Although most businesses have adopted a multi-cloud strategy, there are significant challenges in the way these are being implemented including security and lack of expertise.

The adoption of multi-cloud approaches are on the rise, with the majority of companies across the world, approximately two-thirds, having deployed enterprise applications on two or more public clouds, according to findings by the Business Performance Innovation (BPI) Network, in partnership with A10 Networks.

Meanwhile, 84% of companies expect to increase their reliance on public or private clouds over the next two years.

The growth in multi-cloud adoption, however, has led to a rise in significant challenges facing businesses. Ensuring security, for example, across all clouds, networks, applications and data is the biggest concern for businesses.

This crucial challenge is followed by the need to acquire the necessary skills and expertise, as well as dealing with increased complexity in managing cloud environments. There’s also a key challenge in achieving centralised visibility and management across cloud portfolios.

“Multi-cloud is the de facto new standard for today’s software- and data-driven enterprise,” said the head of thought leadership and research for the BPI Network, Dave Murray.

“However, our study makes clear that IT and business leaders are struggling with how to reassert the same levels of management, security, visibility and control that existed in past IT models.

“Particularly in security, our respondents are currently assessing and mapping the platforms, solutions and policies they will need to realise the benefits and reduce the risks associated of their multi-cloud environments.”

To highlight the scale of the challenge businesses face, just 11% of respondents suggested their companies have been ‘highly successful’ in realising the benefits of multi-cloud, despite a significant increase in adoption in recent years.

Businesses suggest they would prioritise centralised visibility and analytics, embedded into security and performance as a requirement for improving this, as well as automated tools to speed response times and reduce costs.

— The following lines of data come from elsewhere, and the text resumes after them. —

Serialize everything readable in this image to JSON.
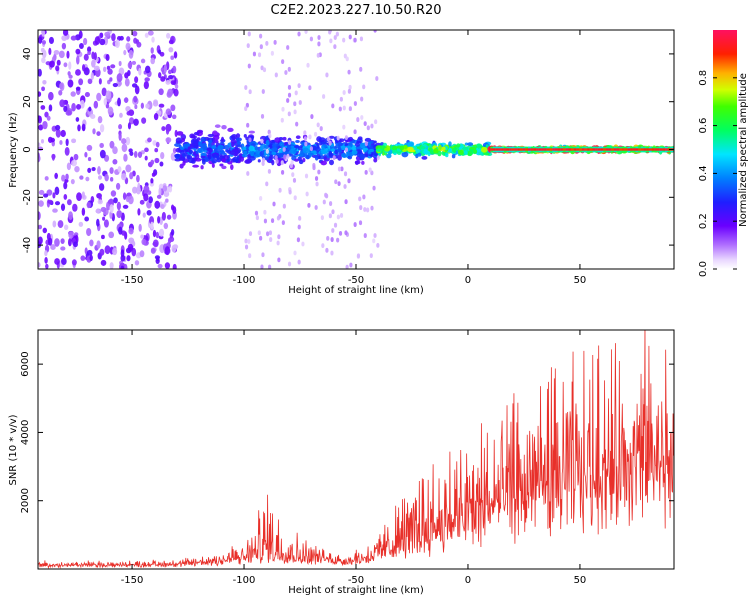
{
  "title": "C2E2.2023.227.10.50.R20",
  "colors": {
    "snr_line": "#e8302a",
    "background": "#ffffff",
    "frame": "#000000"
  },
  "chart_data": [
    {
      "type": "heatmap",
      "title": "C2E2.2023.227.10.50.R20",
      "xlabel": "Height of straight line (km)",
      "ylabel": "Frequency (Hz)",
      "xlim": [
        -192,
        92
      ],
      "ylim": [
        -50,
        50
      ],
      "x_ticks": [
        -150,
        -100,
        -50,
        0,
        50
      ],
      "x_tick_labels": [
        "-150",
        "-100",
        "-50",
        "0",
        "50"
      ],
      "y_ticks": [
        -40,
        -20,
        0,
        20,
        40
      ],
      "y_tick_labels": [
        "-40",
        "-20",
        "0",
        "20",
        "40"
      ],
      "colorbar": {
        "label": "Normalized spectral amplitude",
        "range": [
          0,
          1
        ],
        "ticks": [
          0.0,
          0.2,
          0.4,
          0.6,
          0.8
        ],
        "tick_labels": [
          "0.0",
          "0.2",
          "0.4",
          "0.6",
          "0.8"
        ],
        "colormap": "rainbow"
      },
      "regions": [
        {
          "x_range": [
            -192,
            -130
          ],
          "description": "broadband noise",
          "freq_spread_hz": 50,
          "amplitude": 0.15
        },
        {
          "x_range": [
            -130,
            -100
          ],
          "description": "scattered signal",
          "freq_spread_hz": 12,
          "amplitude": 0.3
        },
        {
          "x_range": [
            -100,
            -40
          ],
          "description": "concentrated signal",
          "freq_spread_hz": 9,
          "amplitude": 0.35
        },
        {
          "x_range": [
            -40,
            10
          ],
          "description": "narrowing signal",
          "freq_spread_hz": 4,
          "amplitude": 0.6
        },
        {
          "x_range": [
            10,
            92
          ],
          "description": "strong narrow line at 0 Hz",
          "freq_spread_hz": 1.5,
          "amplitude": 0.95
        }
      ]
    },
    {
      "type": "line",
      "xlabel": "Height of straight line (km)",
      "ylabel": "SNR (10 * v/v)",
      "xlim": [
        -192,
        92
      ],
      "ylim": [
        0,
        7000
      ],
      "x_ticks": [
        -150,
        -100,
        -50,
        0,
        50
      ],
      "x_tick_labels": [
        "-150",
        "-100",
        "-50",
        "0",
        "50"
      ],
      "y_ticks": [
        2000,
        4000,
        6000
      ],
      "y_tick_labels": [
        "2000",
        "4000",
        "6000"
      ],
      "series": [
        {
          "color": "#e8302a",
          "envelope": {
            "x": [
              -192,
              -170,
              -150,
              -130,
              -120,
              -110,
              -100,
              -95,
              -90,
              -85,
              -80,
              -75,
              -70,
              -65,
              -60,
              -55,
              -50,
              -45,
              -40,
              -35,
              -30,
              -25,
              -20,
              -15,
              -10,
              -5,
              0,
              5,
              10,
              15,
              20,
              25,
              30,
              35,
              40,
              45,
              50,
              55,
              60,
              65,
              70,
              75,
              80,
              85,
              92
            ],
            "baseline": [
              100,
              100,
              100,
              120,
              150,
              200,
              250,
              300,
              350,
              320,
              300,
              280,
              260,
              250,
              230,
              220,
              250,
              300,
              400,
              500,
              600,
              700,
              800,
              900,
              1000,
              1100,
              1200,
              1300,
              1500,
              1600,
              1700,
              1800,
              1900,
              2000,
              2100,
              2200,
              2300,
              2400,
              2500,
              2500,
              2600,
              2600,
              2700,
              2700,
              2800
            ],
            "peak": [
              250,
              250,
              250,
              300,
              400,
              600,
              900,
              1500,
              2300,
              1800,
              1400,
              1000,
              800,
              700,
              500,
              400,
              600,
              800,
              1100,
              1600,
              2200,
              2600,
              3200,
              3400,
              3600,
              3800,
              4100,
              4500,
              4800,
              5000,
              5200,
              5400,
              6500,
              6000,
              6300,
              6500,
              5900,
              6400,
              6600,
              6200,
              6700,
              6400,
              7000,
              6600,
              6800
            ]
          }
        }
      ]
    }
  ]
}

Other aspects needed include a centralised management portal from a single point of control and greater security scale and performance to handle increased traffic.

The individual tools businesses require included centralised authentication, centralised security policies, web application firewalls, and protection against DDoS attacks.

“The BPI Network survey underscores a critical desire and requirement for companies to reevaluate their security platforms and architectures in light of multi-cloud proliferation,” said vice president of worldwide marketing at A10 Networks, Gunter Reiss.

“The rise of 5G-enabled edge clouds is expected to be another driver for multi-cloud adoption. A10 believes enterprises must begin to deploy robust Polynimbus security and application delivery models that advance centralised visibility and management and deliver greater security automation across clouds, networks, applications and data.”